Use incentives and share control. The contracts of successful organizations with group practices as part of their structures reflect the incentives of physician empowerment and professional pride, coupled with financial incentives. The contracts delegate responsibilities and share control to support a turnaround effort. Be sure to have counsel review the contract for compliance with HCFA's Physician Incentive Plan regulations.

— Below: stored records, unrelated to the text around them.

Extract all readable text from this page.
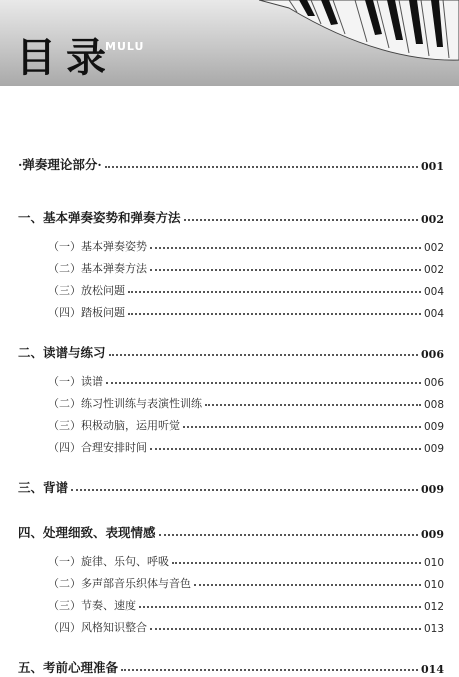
目录
MULU
·弹奏理论部分·	001
一、基本弹奏姿势和弹奏方法	002
（一）基本弹奏姿势	002
（二）基本弹奏方法	002
（三）放松问题	004
（四）踏板问题	004
二、读谱与练习	006
（一）读谱	006
（二）练习性训练与表演性训练	008
（三）积极动脑，运用听觉	009
（四）合理安排时间	009
三、背谱	009
四、处理细致、表现情感	009
（一）旋律、乐句、呼吸	010
（二）多声部音乐织体与音色	010
（三）节奏、速度	012
（四）风格知识整合	013
五、考前心理准备	014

Update Pension Arrangements. Employers, recognizing the need for flexibility, are converting to cash-balance pension plans. The wave of the future, cash-balance plans, allow workers to take their money with them from job to job and allow the money to be paid out before age 65. IBM and AT&T recently converted to cash-balance plans.
2. Encourage a Physician Network
Separate from the Hospital
Hospitals would do well to consider making it easy for physicians to set up their own network. Financial self-sufficiency sharpens motivation and positions billing closer to physicians resulting in a higher collection rate. Hospitals can, through the
Beautyman Alvstad's Hospital Economic Profile Policy, coordinate the physicians economic incentives with those of the hospital.
By assisting physicians in setting up their own network, hospitals can engender the requisite emotional loyalty to accompany the coordination of financial incentives.
3. Decentralize Physician Billing
Another helpful measure is to locate billing personnel near physicians and to have billing personnel report to physicians, including weekly A/R status printouts. Also tie a portion of physician and billing personnel compensation to collections, provided physicians are allowed to review and approve payor contracts.
4. Negotiate Payor Contracts with a Modified Messenger Model
We have found particular success in negotiating payor contracts where we handle the contract negotiations for several hospitals or practices of the same specialty in the same geographic area.
We address each provider's contract
separately and confidentially. No information is shared between
or among providers. Where we count as our clients a sufficient
number in a particular area, we do this work on a fixed fee
basis. Each practice makes its own decision and can choose
whether to rely on our recommendation. We find the payors
tend to be more reasonable when they know they have to go
through the same portal, particularly where they have to do
so to access a specialty in an area.